Meantime, absent action to reverse otherwise inevitable warming, our main focus should be not on largely futile emissions reductions but, rather, preparations to combat warming’s effects. This the GND also ignores.

But meantime too, if we do insist on emissions reduction as the aim, economics gives us a clear answer for achieving it: to reflect, in the prices of things, the societal cost of their associated climate impacts. That is, a carbon tax. It would give people proper price incentives to reduce carbon and seek alternatives. (A scheme of emission permit trading would be somewhat analogous.)

However, efforts to enact a carbon tax have gone nowhere. Well, nobody likes taxes. But recently, a group of leading economists proposed, in the Wall Street Journal, a carbon tax whose revenue would be rebated via a universal dividend. That wouldn’t negate the tax’s carbon-reducing incentives, thus a win-win.

But the Democratic lefties behind the GND aren’t interested in such economic rationality, using markets and creating incentives to do right. Instead they want government giving us marching orders. Government would design and create massive new energy and transport infrastructures (“air travel stops being necessary”). These gigantic command-and-control institutions would replace much of what we’ve got now. Including most of our cars. There may also be a job for anyone unemployed (no skills needed, presumably).

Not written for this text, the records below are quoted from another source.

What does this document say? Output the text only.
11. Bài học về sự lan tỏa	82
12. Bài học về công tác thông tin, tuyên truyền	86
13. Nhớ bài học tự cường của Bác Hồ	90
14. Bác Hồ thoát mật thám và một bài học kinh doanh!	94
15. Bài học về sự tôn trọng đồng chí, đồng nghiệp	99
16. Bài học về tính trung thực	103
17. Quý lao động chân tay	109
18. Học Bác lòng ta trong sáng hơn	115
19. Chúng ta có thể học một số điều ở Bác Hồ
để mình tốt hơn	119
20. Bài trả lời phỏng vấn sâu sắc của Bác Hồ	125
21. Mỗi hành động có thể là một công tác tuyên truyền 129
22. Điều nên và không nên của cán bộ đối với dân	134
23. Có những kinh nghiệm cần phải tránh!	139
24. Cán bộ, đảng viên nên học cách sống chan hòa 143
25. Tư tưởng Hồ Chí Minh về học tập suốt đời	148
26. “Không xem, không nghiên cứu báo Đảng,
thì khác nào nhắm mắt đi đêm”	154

This hugely consequential policy package is not the product of a careful broad-based consultative process. While lefties and greenies have long been talking in general on such lines, the GND seems to have been slapped together on the fly, on the back of an envelope, in a very short time, by a few members of Congress (including the over-hyped and under-experienced AOC). Paying for it all is another thing left unaddressed.

Brooks says the GND reflects “a faith in the guiding wisdom of the political elite,” with technocratic government planners in effect mastering the running of a huge and enormously complex part of America’s economic machine. How often must we see such hubristic faith come to tears? Remember the Solyndra fiasco? That was just a teensy foretaste of what the GND envisions. And Soviet central planners too fantasized being economic masterminds. Brooks wryly notes that the GND comes from “people who couldn’t even successfully organize the release of their own background document.”

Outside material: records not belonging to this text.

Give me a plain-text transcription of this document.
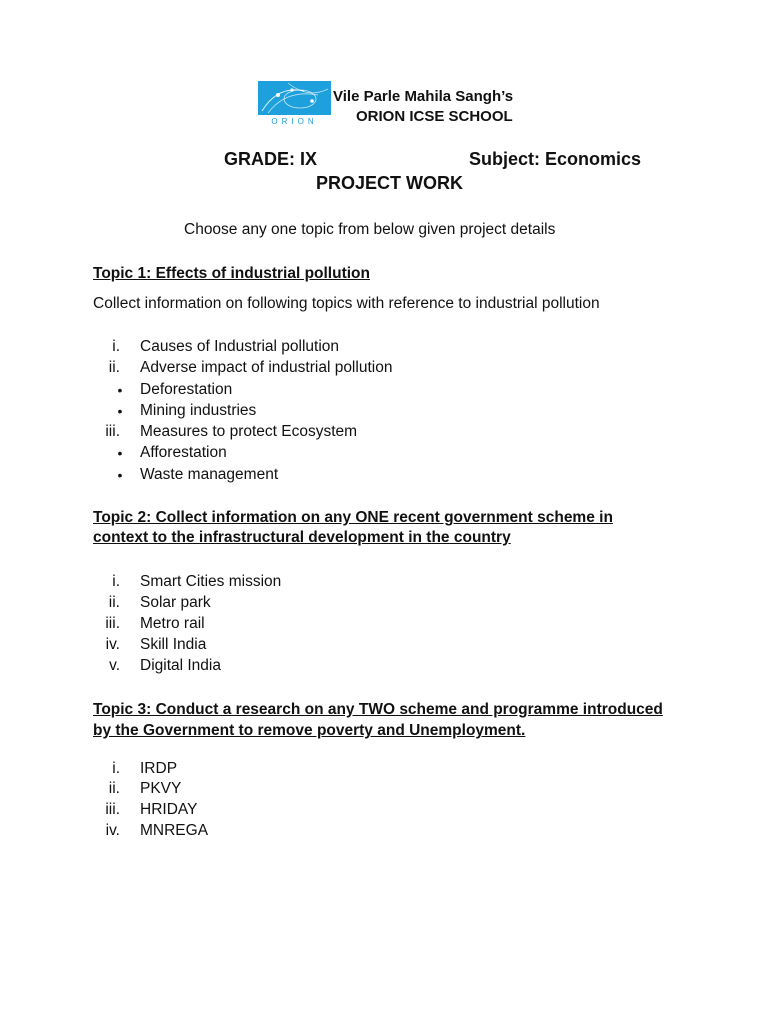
ORION
Vile Parle Mahila Sangh’s
ORION ICSE SCHOOL
GRADE: IX	Subject: Economics
PROJECT WORK
Choose any one topic from below given project details
Topic 1: Effects of industrial pollution
Collect information on following topics with reference to industrial pollution
i. Causes of Industrial pollution
ii. Adverse impact of industrial pollution
•	Deforestation
•	Mining industries
iii. Measures to protect Ecosystem
•	Afforestation
•	Waste management
Topic 2: Collect information on any ONE recent government scheme in
context to the infrastructural development in the country
i. Smart Cities mission
ii. Solar park
iii. Metro rail
iv. Skill India
v. Digital India
Topic 3: Conduct a research on any TWO scheme and programme introduced
by the Government to remove poverty and Unemployment.
i. IRDP
ii. PKVY
iii. HRIDAY
iv. MNREGA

The Economist moreover points out that the GND’s governmental behemoth would entail a massive redistribution of political and economic power, making big winners and losers. Lobbying and special interests will go into overdrive. While actually, the GND “largely dispenses with analysis of the costs and benefits of climate policy. It would create large opportunities for rent-seeking and protectionism, with no guarantee that the promised climate benefits will follow. [And with] growth-throttling taxes and dangerously high deficits” too.

Is this “Socialism?” The word doesn’t merely mean anything government does (libraries, road building), as some disingenuously suggest. It’s government taking over functions that, in a free economy, nongovernmental actors perform. And while lefties like to call it “democratic socialism,” such concentration of power is quintessentially anti-democratic and elitist.

This is the platform Democrats seem eager to run on.

Republicans, having destroyed their own brand with lies, bigotry, and thrall to a very bad man, have also managed to radicalize the Democrats into being the party of the GOP’s worst nightmare. When Democrats consolidate power — which Republican horribleness makes likely — “the era of big government,” that Bill Clinton said was over, will be back with a vengeance.

I dream of Election Day 2020 as a triumph of good over evil. But it may instead be a Hobson’s choice between Trumpian evil and everything about the left I’ve always opposed.